BOB LANG: So the chart shows a really nice double bottom more recently at around the 285 to 290 level. And it bounced off of that level the second time with some really good strong volume, so it tells us that some big institutions are still coming into the name and buying it down here. It's a strong-- it's a strong chart at least in this area, between the 280 to 300 level, above 310 to 313. This stock has really got some room to get up towards that 350 level. So we like this stock-- this stock chart here.
It's showing some good promise, good relative strength, money flow has been pretty positive, and some other indicators are showing some promise as well, too, so we like this chart. The technicals are good on United Rentals.
KATHERINE ROSS: Jason F noted that it's fairly safe to assume that the Fed will raise interest rates several times this year. That's something that we've been talking about quite a bit on The Daily Rundown. With that in mind, Bob, is now the right time to go short on bonds?
BOB LANG: No. Because, as an asset class, we know that big hedge funds, and mutual funds, and so forth, they do asset allocation. And they do asset allocations, including bonds, equities, gold, even crypto, cash, real estate, other holdings as well too. So no, I don't think it's time to short bonds.
There is going to be somebody-- some banks, and so forth. And dealers just step up, and pick up the pace of buying bonds even if the Fed comes off-- even as the Fed comes off their tapering program, which is going to be happening within days. So there are going to be-- there is going to be some bid out there for bonds. It's not the most attractive area right now, and, of course, bond yields have risen. And when-- of course, we know that bond yields go inverse to the price.

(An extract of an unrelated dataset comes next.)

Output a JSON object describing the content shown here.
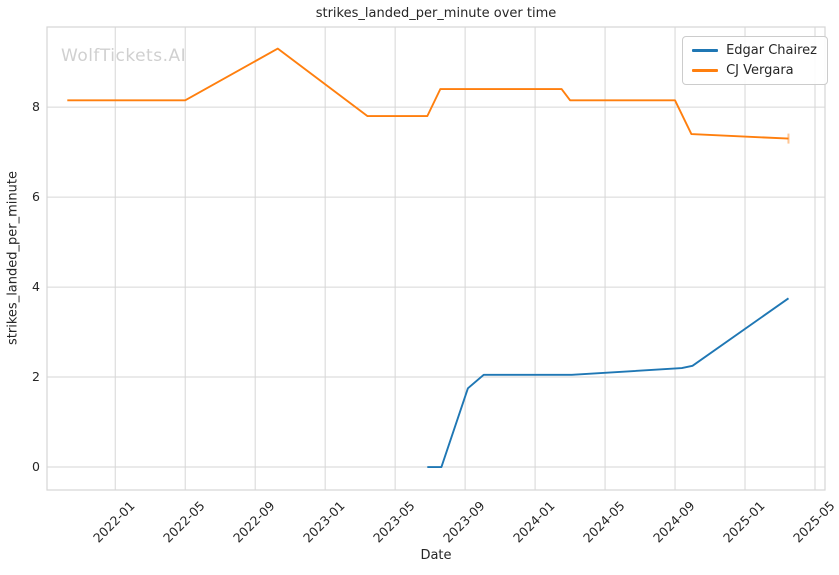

The prices have gone down.
So I certainly feel that, unless we do break out on yields much, much higher, I still think that bonds are still a safe haven play here, even during this turmoil that we have going on in Europe and other things.

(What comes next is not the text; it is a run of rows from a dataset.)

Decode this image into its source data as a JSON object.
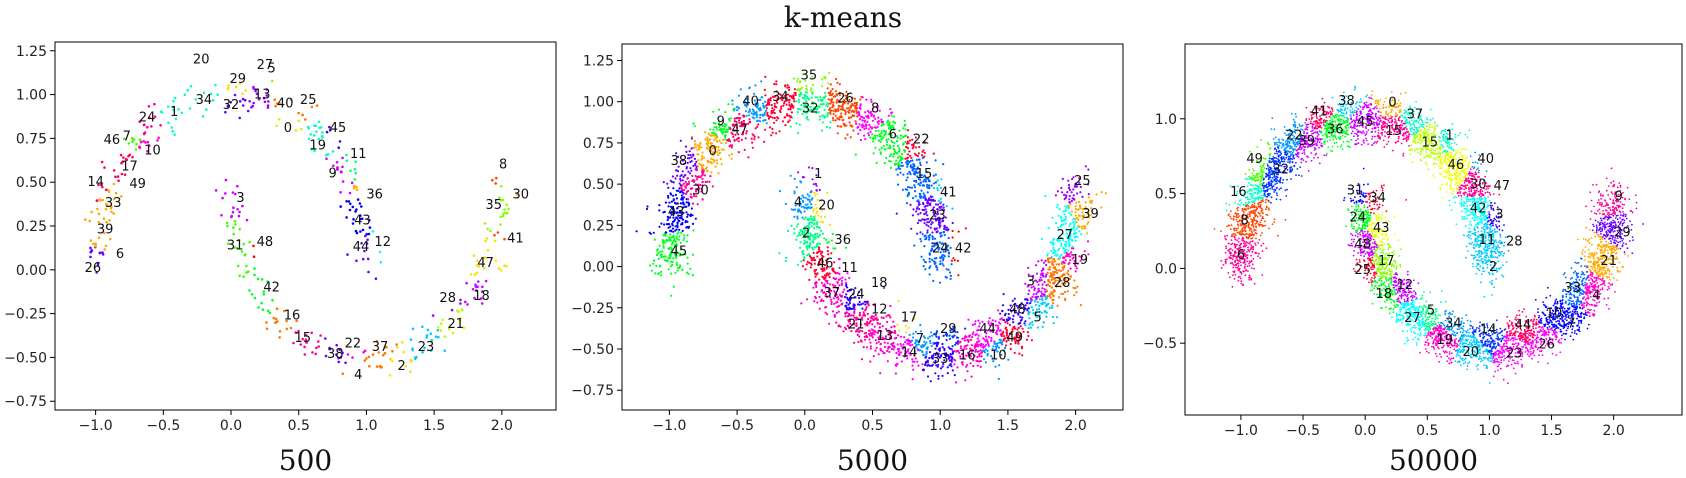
{
  "title": "k-means",
  "colors": [
    "#ff0000",
    "#ff4400",
    "#ff7700",
    "#ffaa00",
    "#ffdd00",
    "#eeff00",
    "#bbff00",
    "#88ff00",
    "#44ff00",
    "#00ff22",
    "#00ff88",
    "#00ffcc",
    "#00ffff",
    "#00ccff",
    "#0099ff",
    "#0066ff",
    "#0033ff",
    "#0000ff",
    "#3300ff",
    "#6600ff",
    "#9900ff",
    "#cc00ff",
    "#ff00ff",
    "#ff00cc",
    "#ff0099",
    "#ff0066",
    "#ff0033"
  ],
  "chart_data": [
    {
      "type": "scatter",
      "subtitle": "500",
      "n_points": 500,
      "xlim": [
        -1.3,
        2.4
      ],
      "ylim": [
        -0.8,
        1.3
      ],
      "xticks": [
        -1.0,
        -0.5,
        0.0,
        0.5,
        1.0,
        1.5,
        2.0
      ],
      "yticks": [
        -0.75,
        -0.5,
        -0.25,
        0.0,
        0.25,
        0.5,
        0.75,
        1.0,
        1.25
      ],
      "xtick_labels": [
        "−1.0",
        "−0.5",
        "0.0",
        "0.5",
        "1.0",
        "1.5",
        "2.0"
      ],
      "ytick_labels": [
        "−0.75",
        "−0.50",
        "−0.25",
        "0.00",
        "0.25",
        "0.50",
        "0.75",
        "1.00",
        "1.25"
      ],
      "cluster_labels": [
        {
          "id": "20",
          "x": -0.22,
          "y": 1.2
        },
        {
          "id": "27",
          "x": 0.25,
          "y": 1.17
        },
        {
          "id": "5",
          "x": 0.3,
          "y": 1.15
        },
        {
          "id": "29",
          "x": 0.05,
          "y": 1.09
        },
        {
          "id": "13",
          "x": 0.23,
          "y": 1.0
        },
        {
          "id": "34",
          "x": -0.2,
          "y": 0.97
        },
        {
          "id": "32",
          "x": 0.0,
          "y": 0.94
        },
        {
          "id": "40",
          "x": 0.4,
          "y": 0.95
        },
        {
          "id": "25",
          "x": 0.57,
          "y": 0.97
        },
        {
          "id": "1",
          "x": -0.42,
          "y": 0.9
        },
        {
          "id": "24",
          "x": -0.62,
          "y": 0.87
        },
        {
          "id": "0",
          "x": 0.42,
          "y": 0.81
        },
        {
          "id": "45",
          "x": 0.79,
          "y": 0.81
        },
        {
          "id": "7",
          "x": -0.77,
          "y": 0.76
        },
        {
          "id": "46",
          "x": -0.88,
          "y": 0.74
        },
        {
          "id": "19",
          "x": 0.64,
          "y": 0.71
        },
        {
          "id": "10",
          "x": -0.58,
          "y": 0.68
        },
        {
          "id": "11",
          "x": 0.94,
          "y": 0.66
        },
        {
          "id": "17",
          "x": -0.75,
          "y": 0.59
        },
        {
          "id": "9",
          "x": 0.75,
          "y": 0.55
        },
        {
          "id": "14",
          "x": -1.0,
          "y": 0.5
        },
        {
          "id": "49",
          "x": -0.69,
          "y": 0.49
        },
        {
          "id": "36",
          "x": 1.06,
          "y": 0.43
        },
        {
          "id": "3",
          "x": 0.07,
          "y": 0.41
        },
        {
          "id": "33",
          "x": -0.87,
          "y": 0.38
        },
        {
          "id": "8",
          "x": 2.01,
          "y": 0.6
        },
        {
          "id": "30",
          "x": 2.14,
          "y": 0.43
        },
        {
          "id": "35",
          "x": 1.94,
          "y": 0.37
        },
        {
          "id": "43",
          "x": 0.97,
          "y": 0.28
        },
        {
          "id": "39",
          "x": -0.93,
          "y": 0.23
        },
        {
          "id": "41",
          "x": 2.1,
          "y": 0.18
        },
        {
          "id": "48",
          "x": 0.25,
          "y": 0.16
        },
        {
          "id": "12",
          "x": 1.12,
          "y": 0.16
        },
        {
          "id": "31",
          "x": 0.03,
          "y": 0.14
        },
        {
          "id": "44",
          "x": 0.96,
          "y": 0.13
        },
        {
          "id": "6",
          "x": -0.82,
          "y": 0.09
        },
        {
          "id": "47",
          "x": 1.88,
          "y": 0.04
        },
        {
          "id": "26",
          "x": -1.02,
          "y": 0.01
        },
        {
          "id": "42",
          "x": 0.3,
          "y": -0.1
        },
        {
          "id": "28",
          "x": 1.6,
          "y": -0.16
        },
        {
          "id": "18",
          "x": 1.85,
          "y": -0.15
        },
        {
          "id": "16",
          "x": 0.45,
          "y": -0.26
        },
        {
          "id": "21",
          "x": 1.66,
          "y": -0.31
        },
        {
          "id": "15",
          "x": 0.53,
          "y": -0.39
        },
        {
          "id": "22",
          "x": 0.9,
          "y": -0.42
        },
        {
          "id": "37",
          "x": 1.1,
          "y": -0.44
        },
        {
          "id": "23",
          "x": 1.44,
          "y": -0.44
        },
        {
          "id": "38",
          "x": 0.77,
          "y": -0.48
        },
        {
          "id": "2",
          "x": 1.26,
          "y": -0.55
        },
        {
          "id": "4",
          "x": 0.94,
          "y": -0.6
        }
      ]
    },
    {
      "type": "scatter",
      "subtitle": "5000",
      "n_points": 5000,
      "xlim": [
        -1.35,
        2.35
      ],
      "ylim": [
        -0.87,
        1.35
      ],
      "xticks": [
        -1.0,
        -0.5,
        0.0,
        0.5,
        1.0,
        1.5,
        2.0
      ],
      "yticks": [
        -0.75,
        -0.5,
        -0.25,
        0.0,
        0.25,
        0.5,
        0.75,
        1.0,
        1.25
      ],
      "xtick_labels": [
        "−1.0",
        "−0.5",
        "0.0",
        "0.5",
        "1.0",
        "1.5",
        "2.0"
      ],
      "ytick_labels": [
        "−0.75",
        "−0.50",
        "−0.25",
        "0.00",
        "0.25",
        "0.50",
        "0.75",
        "1.00",
        "1.25"
      ],
      "cluster_labels": [
        {
          "id": "35",
          "x": 0.03,
          "y": 1.16
        },
        {
          "id": "34",
          "x": -0.18,
          "y": 1.03
        },
        {
          "id": "40",
          "x": -0.4,
          "y": 1.0
        },
        {
          "id": "32",
          "x": 0.04,
          "y": 0.96
        },
        {
          "id": "26",
          "x": 0.3,
          "y": 1.02
        },
        {
          "id": "8",
          "x": 0.52,
          "y": 0.96
        },
        {
          "id": "9",
          "x": -0.62,
          "y": 0.88
        },
        {
          "id": "47",
          "x": -0.48,
          "y": 0.83
        },
        {
          "id": "6",
          "x": 0.65,
          "y": 0.8
        },
        {
          "id": "22",
          "x": 0.86,
          "y": 0.77
        },
        {
          "id": "0",
          "x": -0.68,
          "y": 0.7
        },
        {
          "id": "38",
          "x": -0.93,
          "y": 0.64
        },
        {
          "id": "1",
          "x": 0.1,
          "y": 0.56
        },
        {
          "id": "15",
          "x": 0.88,
          "y": 0.56
        },
        {
          "id": "25",
          "x": 2.05,
          "y": 0.52
        },
        {
          "id": "30",
          "x": -0.77,
          "y": 0.46
        },
        {
          "id": "41",
          "x": 1.06,
          "y": 0.45
        },
        {
          "id": "4",
          "x": -0.05,
          "y": 0.39
        },
        {
          "id": "20",
          "x": 0.16,
          "y": 0.37
        },
        {
          "id": "43",
          "x": -0.95,
          "y": 0.33
        },
        {
          "id": "39",
          "x": 2.11,
          "y": 0.32
        },
        {
          "id": "23",
          "x": 0.98,
          "y": 0.31
        },
        {
          "id": "27",
          "x": 1.92,
          "y": 0.19
        },
        {
          "id": "2",
          "x": 0.01,
          "y": 0.2
        },
        {
          "id": "36",
          "x": 0.28,
          "y": 0.16
        },
        {
          "id": "24",
          "x": 1.0,
          "y": 0.11
        },
        {
          "id": "42",
          "x": 1.17,
          "y": 0.11
        },
        {
          "id": "45",
          "x": -0.93,
          "y": 0.09
        },
        {
          "id": "19",
          "x": 2.03,
          "y": 0.04
        },
        {
          "id": "46",
          "x": 0.15,
          "y": 0.02
        },
        {
          "id": "11",
          "x": 0.33,
          "y": -0.01
        },
        {
          "id": "18",
          "x": 0.55,
          "y": -0.1
        },
        {
          "id": "3",
          "x": 1.67,
          "y": -0.09
        },
        {
          "id": "28",
          "x": 1.9,
          "y": -0.1
        },
        {
          "id": "37",
          "x": 0.2,
          "y": -0.16
        },
        {
          "id": "24",
          "x": 0.38,
          "y": -0.17
        },
        {
          "id": "12",
          "x": 0.55,
          "y": -0.26
        },
        {
          "id": "48",
          "x": 1.57,
          "y": -0.26
        },
        {
          "id": "17",
          "x": 0.77,
          "y": -0.31
        },
        {
          "id": "21",
          "x": 0.38,
          "y": -0.35
        },
        {
          "id": "5",
          "x": 1.72,
          "y": -0.31
        },
        {
          "id": "13",
          "x": 0.59,
          "y": -0.42
        },
        {
          "id": "7",
          "x": 0.85,
          "y": -0.44
        },
        {
          "id": "29",
          "x": 1.06,
          "y": -0.38
        },
        {
          "id": "44",
          "x": 1.35,
          "y": -0.38
        },
        {
          "id": "49",
          "x": 1.55,
          "y": -0.43
        },
        {
          "id": "14",
          "x": 0.77,
          "y": -0.52
        },
        {
          "id": "33",
          "x": 1.0,
          "y": -0.56
        },
        {
          "id": "16",
          "x": 1.2,
          "y": -0.54
        },
        {
          "id": "10",
          "x": 1.43,
          "y": -0.54
        }
      ]
    },
    {
      "type": "scatter",
      "subtitle": "50000",
      "n_points": 50000,
      "xlim": [
        -1.45,
        2.55
      ],
      "ylim": [
        -0.98,
        1.5
      ],
      "xticks": [
        -1.0,
        -0.5,
        0.0,
        0.5,
        1.0,
        1.5,
        2.0
      ],
      "yticks": [
        -0.5,
        0.0,
        0.5,
        1.0
      ],
      "xtick_labels": [
        "−1.0",
        "−0.5",
        "0.0",
        "0.5",
        "1.0",
        "1.5",
        "2.0"
      ],
      "ytick_labels": [
        "−0.5",
        "0.0",
        "0.5",
        "1.0"
      ],
      "cluster_labels": [
        {
          "id": "38",
          "x": -0.15,
          "y": 1.12
        },
        {
          "id": "0",
          "x": 0.22,
          "y": 1.11
        },
        {
          "id": "41",
          "x": -0.37,
          "y": 1.05
        },
        {
          "id": "37",
          "x": 0.4,
          "y": 1.03
        },
        {
          "id": "45",
          "x": 0.0,
          "y": 0.98
        },
        {
          "id": "22",
          "x": -0.57,
          "y": 0.89
        },
        {
          "id": "36",
          "x": -0.24,
          "y": 0.93
        },
        {
          "id": "15",
          "x": 0.23,
          "y": 0.92
        },
        {
          "id": "39",
          "x": -0.47,
          "y": 0.85
        },
        {
          "id": "1",
          "x": 0.68,
          "y": 0.89
        },
        {
          "id": "15",
          "x": 0.52,
          "y": 0.84
        },
        {
          "id": "40",
          "x": 0.97,
          "y": 0.73
        },
        {
          "id": "49",
          "x": -0.89,
          "y": 0.73
        },
        {
          "id": "46",
          "x": 0.73,
          "y": 0.69
        },
        {
          "id": "32",
          "x": -0.68,
          "y": 0.66
        },
        {
          "id": "30",
          "x": 0.91,
          "y": 0.56
        },
        {
          "id": "47",
          "x": 1.1,
          "y": 0.55
        },
        {
          "id": "16",
          "x": -1.02,
          "y": 0.51
        },
        {
          "id": "31",
          "x": -0.08,
          "y": 0.52
        },
        {
          "id": "34",
          "x": 0.1,
          "y": 0.47
        },
        {
          "id": "9",
          "x": 2.04,
          "y": 0.48
        },
        {
          "id": "42",
          "x": 0.91,
          "y": 0.4
        },
        {
          "id": "3",
          "x": 1.08,
          "y": 0.36
        },
        {
          "id": "24",
          "x": -0.06,
          "y": 0.34
        },
        {
          "id": "43",
          "x": 0.13,
          "y": 0.27
        },
        {
          "id": "8",
          "x": -0.97,
          "y": 0.32
        },
        {
          "id": "29",
          "x": 2.07,
          "y": 0.24
        },
        {
          "id": "11",
          "x": 0.98,
          "y": 0.19
        },
        {
          "id": "28",
          "x": 1.2,
          "y": 0.18
        },
        {
          "id": "48",
          "x": -0.02,
          "y": 0.16
        },
        {
          "id": "17",
          "x": 0.17,
          "y": 0.05
        },
        {
          "id": "6",
          "x": -1.0,
          "y": 0.09
        },
        {
          "id": "21",
          "x": 1.96,
          "y": 0.05
        },
        {
          "id": "2",
          "x": 1.03,
          "y": 0.01
        },
        {
          "id": "25",
          "x": -0.02,
          "y": -0.01
        },
        {
          "id": "12",
          "x": 0.32,
          "y": -0.11
        },
        {
          "id": "18",
          "x": 0.15,
          "y": -0.17
        },
        {
          "id": "33",
          "x": 1.67,
          "y": -0.13
        },
        {
          "id": "4",
          "x": 1.86,
          "y": -0.18
        },
        {
          "id": "5",
          "x": 0.53,
          "y": -0.28
        },
        {
          "id": "27",
          "x": 0.38,
          "y": -0.33
        },
        {
          "id": "10",
          "x": 1.52,
          "y": -0.3
        },
        {
          "id": "34",
          "x": 0.71,
          "y": -0.37
        },
        {
          "id": "7",
          "x": 1.66,
          "y": -0.37
        },
        {
          "id": "14",
          "x": 0.99,
          "y": -0.41
        },
        {
          "id": "44",
          "x": 1.27,
          "y": -0.38
        },
        {
          "id": "19",
          "x": 0.64,
          "y": -0.48
        },
        {
          "id": "26",
          "x": 1.46,
          "y": -0.51
        },
        {
          "id": "20",
          "x": 0.85,
          "y": -0.56
        },
        {
          "id": "23",
          "x": 1.2,
          "y": -0.57
        }
      ]
    }
  ]
}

KATHERINE ROSS: And, Chris, Bobby H noted sadly that his 401(k) has turned into a 201(k) after yesterday's market action and the ongoing action that we've seen through the past week. So they're wondering, do we ride out the market, or do you guys think that we're headed for a recession? Do we have to wait for the war to end before any of this becomes clear?
CHRIS VERSACE: So Katherine, Bobby, that-- it's a great question. It's one that we sit there and we think about quite a bit. As you noted, Katherine, there's a lot of moving pieces that are going on. We have the Fed meeting next week, we have, as I alluded to earlier, downside revisions likely for earnings expectations. Companies are going to be speaking at conferences, input costs are moving higher, so there's just a lot going on here.

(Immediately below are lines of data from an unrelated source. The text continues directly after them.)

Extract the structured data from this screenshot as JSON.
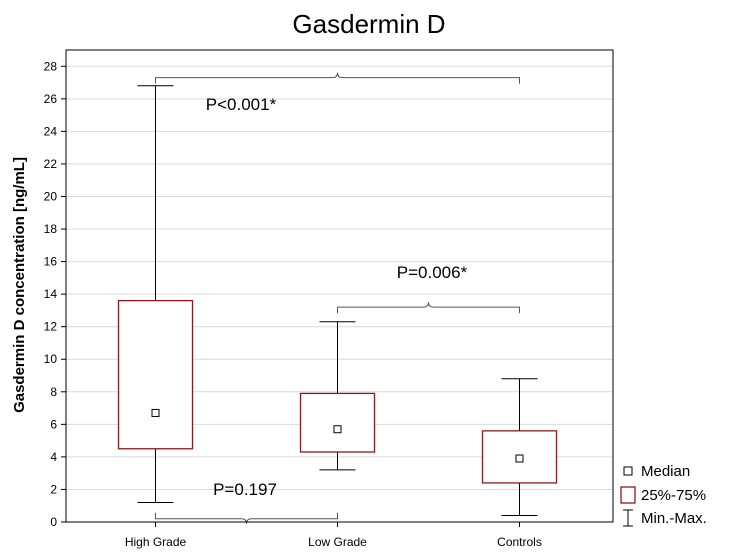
{
  "chart_data": {
    "type": "boxplot",
    "title": "Gasdermin D",
    "ylabel": "Gasdermin D concentration [ng/mL]",
    "ylim": [
      0,
      29
    ],
    "yticks": [
      0,
      2,
      4,
      6,
      8,
      10,
      12,
      14,
      16,
      18,
      20,
      22,
      24,
      26,
      28
    ],
    "grid": "horizontal",
    "categories": [
      "High Grade",
      "Low Grade",
      "Controls"
    ],
    "groups": [
      {
        "name": "High Grade",
        "min": 1.2,
        "q1": 4.5,
        "median": 6.7,
        "q3": 13.6,
        "max": 26.8
      },
      {
        "name": "Low Grade",
        "min": 3.2,
        "q1": 4.3,
        "median": 5.7,
        "q3": 7.9,
        "max": 12.3
      },
      {
        "name": "Controls",
        "min": 0.4,
        "q1": 2.4,
        "median": 3.9,
        "q3": 5.6,
        "max": 8.8
      }
    ],
    "annotations": [
      {
        "text": "P<0.001*",
        "from": "High Grade",
        "to": "Controls",
        "y": 27.3
      },
      {
        "text": "P=0.006*",
        "from": "Low Grade",
        "to": "Controls",
        "y": 13.2
      },
      {
        "text": "P=0.197",
        "from": "High Grade",
        "to": "Low Grade",
        "y": 0.2
      }
    ],
    "legend": {
      "position": "bottom-right",
      "items": [
        {
          "symbol": "square",
          "label": "Median"
        },
        {
          "symbol": "box",
          "label": "25%-75%"
        },
        {
          "symbol": "whisker",
          "label": "Min.-Max."
        }
      ]
    },
    "colors": {
      "box": "#8b1a1a",
      "whisker": "#000000",
      "grid": "#d9d9d9",
      "bracket": "#555555"
    }
  }
}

So our preference is not to throw in the towel, obviously. We think that the big retreat that we've seen in stocks-- I mean, the NASDAQ is down 17%, 18% year to date. We would much rather wait for some clarity to emerge, particularly on the Russia-Ukraine front, but also on Fed policy.
And we think we'll start to get some of that the middle of next week, and then fingers crossed that we start to see an end before too long in the Russian Ukraine war. As that happens, I think we'll be able to assess the duration of the impact, maybe reset expectations one more time, and then get back to normal as we continue to put the pandemic in the rearview. So Bobby, that's what I would wait for.
KATHERINE ROSS: All right. Bob, Chris, thank you so much for joining us today. And members, thank you as always for tuning in. Please continue to send your member questions in to katherine.ross@thestreet.com, and we'll see you tomorrow.
Action Alerts PLUS is long URI and GOOGL.